Re: DataFrame -- help with encoding factor variables

2015-04-06 Thread Xiangrui Meng
Before OneHotEncoder or LabelIndexer is merged, you can define an UDF
to do the mapping.

val labelToIndex = udf { ... }
featureDF.withColumn(f3_dummy, labelToIndex(col(f3)))

See instructions here
http://spark.apache.org/docs/latest/sql-programming-guide.html#udf-registration-moved-to-sqlcontextudf-java--scala

-Xiangrui

On Mon, Apr 6, 2015 at 7:31 AM, Yana Kadiyska yana.kadiy...@gmail.com wrote:
 Hi folks, currently have a DF that has a factor variable -- say gender.

 I am hoping to use the RandomForest algorithm on this data an it appears
 that this needs to be converted to RDD[LabeledPoint] first -- i.e. all
 features need to be double-encoded.

 I see https://issues.apache.org/jira/browse/SPARK-5888 is still open but was
 wondering what is the recommended way to add a column? I can think of

 featuresDF.map { case Row(f1,f2,f3) =(f1,f2,if (f3=='male') 0 else 1,if
 (f3=='female') 0 else 1) }.toDF(f1,f2,f3_dummy,f3_dummy2)


 but that isn't ideal as I already have 80+ features in that dataframe so the
 matching itself is a pain -- thinking there's got to be a better way to
 append |levels| number of columns and select all columns but f3?

 I see a withColumn method but no constructor to create a column...should I
 be creating the dummy features in a new dataframe and then select them out
 of there to get a Column?

 Any pointers are appreciated -- I'm sure I'm not the first person to attempt
 this, just unsure of the least painful way to achieve.

-
To unsubscribe, e-mail: user-unsubscr...@spark.apache.org
For additional commands, e-mail: user-h...@spark.apache.org



DataFrame -- help with encoding factor variables

2015-04-06 Thread Yana Kadiyska
Hi folks, currently have a DF that has a factor variable -- say gender.

I am hoping to use the RandomForest algorithm on this data an it appears
that this needs to be converted to RDD[LabeledPoint] first -- i.e. all
features need to be double-encoded.

I see https://issues.apache.org/jira/browse/SPARK-5888 is still open but
was wondering what is the recommended way to add a column?
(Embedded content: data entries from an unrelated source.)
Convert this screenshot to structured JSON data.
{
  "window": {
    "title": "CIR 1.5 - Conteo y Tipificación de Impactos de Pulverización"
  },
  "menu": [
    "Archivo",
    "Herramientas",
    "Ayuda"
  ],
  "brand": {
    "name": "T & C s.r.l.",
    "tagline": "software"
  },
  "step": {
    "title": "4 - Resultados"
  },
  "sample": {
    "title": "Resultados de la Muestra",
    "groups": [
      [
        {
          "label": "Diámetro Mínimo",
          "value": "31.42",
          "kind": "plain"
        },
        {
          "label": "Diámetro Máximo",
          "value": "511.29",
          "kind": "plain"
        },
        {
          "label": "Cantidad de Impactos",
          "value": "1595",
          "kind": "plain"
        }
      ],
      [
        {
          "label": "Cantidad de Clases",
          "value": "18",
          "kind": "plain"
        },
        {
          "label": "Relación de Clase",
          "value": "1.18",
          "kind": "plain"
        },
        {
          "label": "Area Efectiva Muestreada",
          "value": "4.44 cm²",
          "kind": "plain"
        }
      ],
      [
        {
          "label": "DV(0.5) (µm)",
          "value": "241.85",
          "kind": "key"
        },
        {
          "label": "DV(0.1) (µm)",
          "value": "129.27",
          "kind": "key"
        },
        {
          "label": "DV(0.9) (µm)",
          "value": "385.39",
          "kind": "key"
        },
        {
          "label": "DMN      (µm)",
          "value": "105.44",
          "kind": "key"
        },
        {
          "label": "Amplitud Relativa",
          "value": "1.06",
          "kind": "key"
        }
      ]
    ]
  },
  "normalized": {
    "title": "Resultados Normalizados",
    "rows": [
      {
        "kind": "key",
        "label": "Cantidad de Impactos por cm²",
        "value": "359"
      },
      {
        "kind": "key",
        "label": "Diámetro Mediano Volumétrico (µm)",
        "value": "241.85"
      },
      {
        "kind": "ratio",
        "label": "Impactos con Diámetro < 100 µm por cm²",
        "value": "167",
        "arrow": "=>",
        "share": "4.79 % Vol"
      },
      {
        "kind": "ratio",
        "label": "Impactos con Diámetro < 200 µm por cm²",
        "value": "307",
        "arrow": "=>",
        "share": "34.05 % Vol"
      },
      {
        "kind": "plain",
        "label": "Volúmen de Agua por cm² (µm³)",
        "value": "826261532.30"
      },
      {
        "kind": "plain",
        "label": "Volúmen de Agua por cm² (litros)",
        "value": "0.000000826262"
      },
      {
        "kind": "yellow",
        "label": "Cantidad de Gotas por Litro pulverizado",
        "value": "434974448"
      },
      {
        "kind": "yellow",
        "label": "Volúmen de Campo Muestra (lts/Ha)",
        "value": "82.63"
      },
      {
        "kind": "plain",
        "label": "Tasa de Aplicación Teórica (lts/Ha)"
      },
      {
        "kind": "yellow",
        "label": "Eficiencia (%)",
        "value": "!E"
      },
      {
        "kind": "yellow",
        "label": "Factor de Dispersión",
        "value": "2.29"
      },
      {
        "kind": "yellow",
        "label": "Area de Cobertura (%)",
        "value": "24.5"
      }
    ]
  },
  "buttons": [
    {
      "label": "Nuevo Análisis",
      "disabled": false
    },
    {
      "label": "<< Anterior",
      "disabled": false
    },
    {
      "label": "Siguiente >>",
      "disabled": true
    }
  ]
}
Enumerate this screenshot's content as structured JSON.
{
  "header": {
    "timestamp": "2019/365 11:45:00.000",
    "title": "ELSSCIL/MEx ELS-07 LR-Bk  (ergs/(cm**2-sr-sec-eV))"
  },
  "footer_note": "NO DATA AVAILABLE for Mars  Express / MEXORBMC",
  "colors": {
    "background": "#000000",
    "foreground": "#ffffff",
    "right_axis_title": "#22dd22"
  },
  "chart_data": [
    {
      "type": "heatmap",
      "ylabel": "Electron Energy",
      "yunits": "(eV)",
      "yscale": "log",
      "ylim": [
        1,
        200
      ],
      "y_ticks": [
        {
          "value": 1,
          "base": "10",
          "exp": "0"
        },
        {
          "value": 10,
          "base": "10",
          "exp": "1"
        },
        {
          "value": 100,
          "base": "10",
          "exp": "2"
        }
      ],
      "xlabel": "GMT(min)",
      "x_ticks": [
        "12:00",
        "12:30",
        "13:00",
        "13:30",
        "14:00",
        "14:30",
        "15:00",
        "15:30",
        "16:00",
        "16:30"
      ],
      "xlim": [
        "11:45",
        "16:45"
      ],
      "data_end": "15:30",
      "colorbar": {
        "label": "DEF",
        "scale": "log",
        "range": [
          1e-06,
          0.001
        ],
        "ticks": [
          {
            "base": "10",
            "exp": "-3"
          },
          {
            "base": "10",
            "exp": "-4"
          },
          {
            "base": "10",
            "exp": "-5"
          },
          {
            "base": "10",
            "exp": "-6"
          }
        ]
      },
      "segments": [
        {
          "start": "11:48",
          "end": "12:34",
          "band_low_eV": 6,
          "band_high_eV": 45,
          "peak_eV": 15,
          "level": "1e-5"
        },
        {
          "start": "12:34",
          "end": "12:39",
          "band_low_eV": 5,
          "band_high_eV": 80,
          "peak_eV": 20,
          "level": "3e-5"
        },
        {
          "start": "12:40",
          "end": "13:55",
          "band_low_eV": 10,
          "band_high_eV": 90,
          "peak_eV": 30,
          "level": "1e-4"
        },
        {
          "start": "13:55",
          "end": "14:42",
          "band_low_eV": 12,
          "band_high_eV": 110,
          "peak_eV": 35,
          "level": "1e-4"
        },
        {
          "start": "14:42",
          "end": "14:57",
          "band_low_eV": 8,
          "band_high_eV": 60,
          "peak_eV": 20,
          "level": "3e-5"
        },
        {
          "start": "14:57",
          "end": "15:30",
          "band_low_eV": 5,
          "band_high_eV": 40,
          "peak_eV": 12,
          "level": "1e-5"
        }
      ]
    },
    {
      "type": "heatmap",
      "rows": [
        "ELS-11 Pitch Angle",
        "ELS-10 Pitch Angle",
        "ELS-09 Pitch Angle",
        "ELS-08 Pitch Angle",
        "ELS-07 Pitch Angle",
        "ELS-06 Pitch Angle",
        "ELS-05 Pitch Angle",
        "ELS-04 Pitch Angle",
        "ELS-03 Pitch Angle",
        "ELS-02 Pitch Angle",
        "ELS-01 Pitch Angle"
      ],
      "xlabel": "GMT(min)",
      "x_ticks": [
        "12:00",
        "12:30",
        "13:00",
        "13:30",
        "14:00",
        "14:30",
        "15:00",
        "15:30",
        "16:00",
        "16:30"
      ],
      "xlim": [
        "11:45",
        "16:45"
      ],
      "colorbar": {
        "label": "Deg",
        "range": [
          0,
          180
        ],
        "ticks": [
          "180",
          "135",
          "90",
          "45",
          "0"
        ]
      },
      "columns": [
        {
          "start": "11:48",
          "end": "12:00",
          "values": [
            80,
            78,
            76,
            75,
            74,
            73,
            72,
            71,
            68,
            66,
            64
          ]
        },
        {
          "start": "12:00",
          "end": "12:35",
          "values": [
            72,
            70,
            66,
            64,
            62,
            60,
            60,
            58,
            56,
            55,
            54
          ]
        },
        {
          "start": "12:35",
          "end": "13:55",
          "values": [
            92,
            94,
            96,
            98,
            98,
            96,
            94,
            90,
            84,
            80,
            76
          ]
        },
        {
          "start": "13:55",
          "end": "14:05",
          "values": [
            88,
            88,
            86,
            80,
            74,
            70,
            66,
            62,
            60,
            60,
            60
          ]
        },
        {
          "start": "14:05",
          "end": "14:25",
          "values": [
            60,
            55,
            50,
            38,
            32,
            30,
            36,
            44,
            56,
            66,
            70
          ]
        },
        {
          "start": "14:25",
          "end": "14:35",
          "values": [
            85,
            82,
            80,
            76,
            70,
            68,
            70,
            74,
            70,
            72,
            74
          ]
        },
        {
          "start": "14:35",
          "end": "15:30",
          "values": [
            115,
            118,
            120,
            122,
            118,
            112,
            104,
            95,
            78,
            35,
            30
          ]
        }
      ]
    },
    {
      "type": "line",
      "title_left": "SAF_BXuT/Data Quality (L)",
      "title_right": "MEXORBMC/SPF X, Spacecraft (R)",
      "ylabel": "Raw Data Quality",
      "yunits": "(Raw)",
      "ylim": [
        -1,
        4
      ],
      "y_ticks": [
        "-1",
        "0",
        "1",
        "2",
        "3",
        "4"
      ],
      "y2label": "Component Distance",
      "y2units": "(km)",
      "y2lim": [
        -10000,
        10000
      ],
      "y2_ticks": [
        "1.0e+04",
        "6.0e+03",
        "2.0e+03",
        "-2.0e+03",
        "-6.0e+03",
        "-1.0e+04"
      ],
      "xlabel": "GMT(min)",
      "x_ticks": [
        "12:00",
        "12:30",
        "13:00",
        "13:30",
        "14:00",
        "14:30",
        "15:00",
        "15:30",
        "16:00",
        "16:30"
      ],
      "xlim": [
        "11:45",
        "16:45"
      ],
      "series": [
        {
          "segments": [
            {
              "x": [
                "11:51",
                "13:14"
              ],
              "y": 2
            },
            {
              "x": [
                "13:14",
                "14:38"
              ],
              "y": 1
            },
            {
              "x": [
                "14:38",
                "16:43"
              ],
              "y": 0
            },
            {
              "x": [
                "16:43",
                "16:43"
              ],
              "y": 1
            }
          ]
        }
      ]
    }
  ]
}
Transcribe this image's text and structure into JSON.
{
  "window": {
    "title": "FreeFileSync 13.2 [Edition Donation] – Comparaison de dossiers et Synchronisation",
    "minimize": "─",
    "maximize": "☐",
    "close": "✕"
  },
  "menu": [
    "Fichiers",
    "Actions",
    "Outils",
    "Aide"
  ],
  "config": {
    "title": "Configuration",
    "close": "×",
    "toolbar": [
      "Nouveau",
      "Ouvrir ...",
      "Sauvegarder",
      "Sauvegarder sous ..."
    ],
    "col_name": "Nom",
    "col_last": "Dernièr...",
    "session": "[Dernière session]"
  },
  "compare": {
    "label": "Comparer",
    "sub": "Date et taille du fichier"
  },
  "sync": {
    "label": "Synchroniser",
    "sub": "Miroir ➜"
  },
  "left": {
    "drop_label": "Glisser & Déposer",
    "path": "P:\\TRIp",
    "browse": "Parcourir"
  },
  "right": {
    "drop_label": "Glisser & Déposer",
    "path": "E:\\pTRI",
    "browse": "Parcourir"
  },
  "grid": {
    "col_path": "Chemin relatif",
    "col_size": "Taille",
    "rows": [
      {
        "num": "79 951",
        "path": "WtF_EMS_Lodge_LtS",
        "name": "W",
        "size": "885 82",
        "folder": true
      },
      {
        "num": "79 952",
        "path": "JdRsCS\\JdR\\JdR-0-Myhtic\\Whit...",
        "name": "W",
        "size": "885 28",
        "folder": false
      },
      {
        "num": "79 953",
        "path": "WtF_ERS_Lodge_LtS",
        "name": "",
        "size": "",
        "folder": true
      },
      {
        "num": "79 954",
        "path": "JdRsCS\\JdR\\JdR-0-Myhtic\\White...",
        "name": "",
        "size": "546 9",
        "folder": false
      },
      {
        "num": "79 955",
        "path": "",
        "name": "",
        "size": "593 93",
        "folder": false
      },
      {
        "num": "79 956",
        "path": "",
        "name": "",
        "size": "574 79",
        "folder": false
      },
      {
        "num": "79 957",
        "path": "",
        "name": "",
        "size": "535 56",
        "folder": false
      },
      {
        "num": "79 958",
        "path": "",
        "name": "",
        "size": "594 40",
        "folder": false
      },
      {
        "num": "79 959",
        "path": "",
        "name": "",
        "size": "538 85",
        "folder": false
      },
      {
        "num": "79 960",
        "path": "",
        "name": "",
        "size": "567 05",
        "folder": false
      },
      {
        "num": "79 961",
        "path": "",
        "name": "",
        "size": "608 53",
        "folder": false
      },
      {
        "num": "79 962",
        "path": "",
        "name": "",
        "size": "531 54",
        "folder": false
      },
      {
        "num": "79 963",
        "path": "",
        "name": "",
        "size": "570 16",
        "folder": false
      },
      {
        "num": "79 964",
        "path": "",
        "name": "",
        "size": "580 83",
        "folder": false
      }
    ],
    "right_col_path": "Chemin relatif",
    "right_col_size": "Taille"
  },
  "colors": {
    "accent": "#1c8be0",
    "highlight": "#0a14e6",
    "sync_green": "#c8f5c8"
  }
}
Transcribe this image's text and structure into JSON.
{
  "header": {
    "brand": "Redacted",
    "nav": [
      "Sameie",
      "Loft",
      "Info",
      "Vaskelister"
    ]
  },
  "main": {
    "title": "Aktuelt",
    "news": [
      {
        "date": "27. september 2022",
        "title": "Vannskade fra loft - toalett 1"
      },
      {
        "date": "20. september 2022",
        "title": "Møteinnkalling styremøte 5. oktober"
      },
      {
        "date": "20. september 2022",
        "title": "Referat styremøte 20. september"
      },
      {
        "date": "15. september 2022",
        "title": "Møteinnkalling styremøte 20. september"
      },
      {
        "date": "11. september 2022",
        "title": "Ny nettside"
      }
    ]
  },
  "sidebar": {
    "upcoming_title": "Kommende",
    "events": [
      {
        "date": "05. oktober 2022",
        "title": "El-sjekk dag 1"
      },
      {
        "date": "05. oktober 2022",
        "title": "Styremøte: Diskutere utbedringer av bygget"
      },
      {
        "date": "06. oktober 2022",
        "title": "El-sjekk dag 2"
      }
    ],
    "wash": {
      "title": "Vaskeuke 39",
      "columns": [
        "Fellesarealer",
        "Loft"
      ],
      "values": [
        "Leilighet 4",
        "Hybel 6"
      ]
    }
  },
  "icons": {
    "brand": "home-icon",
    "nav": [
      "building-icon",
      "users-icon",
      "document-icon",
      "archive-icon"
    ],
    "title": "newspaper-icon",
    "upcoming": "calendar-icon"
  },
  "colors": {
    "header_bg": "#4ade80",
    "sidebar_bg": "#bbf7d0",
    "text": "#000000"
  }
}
I can think of

featuresDF.map { case Row(f1,f2,f3) =(f1,f2,if (f3=='male') 0 else
1,if (f3=='female') 0 else 1) }.toDF(f1,f2,f3_dummy,f3_dummy2)

​

but that isn't ideal as I already have 80+ features in that dataframe so
the matching itself is a pain -- thinking there's got to be a better way to
append |levels| number of columns and select all columns but f3?

I see a withColumn method but no constructor to create a column...should I
be creating the dummy features in a new dataframe and then select them out
of there to get a Column?

Any pointers are appreciated -- I'm sure I'm not the first person to
attempt this, just unsure of the least painful way to achieve.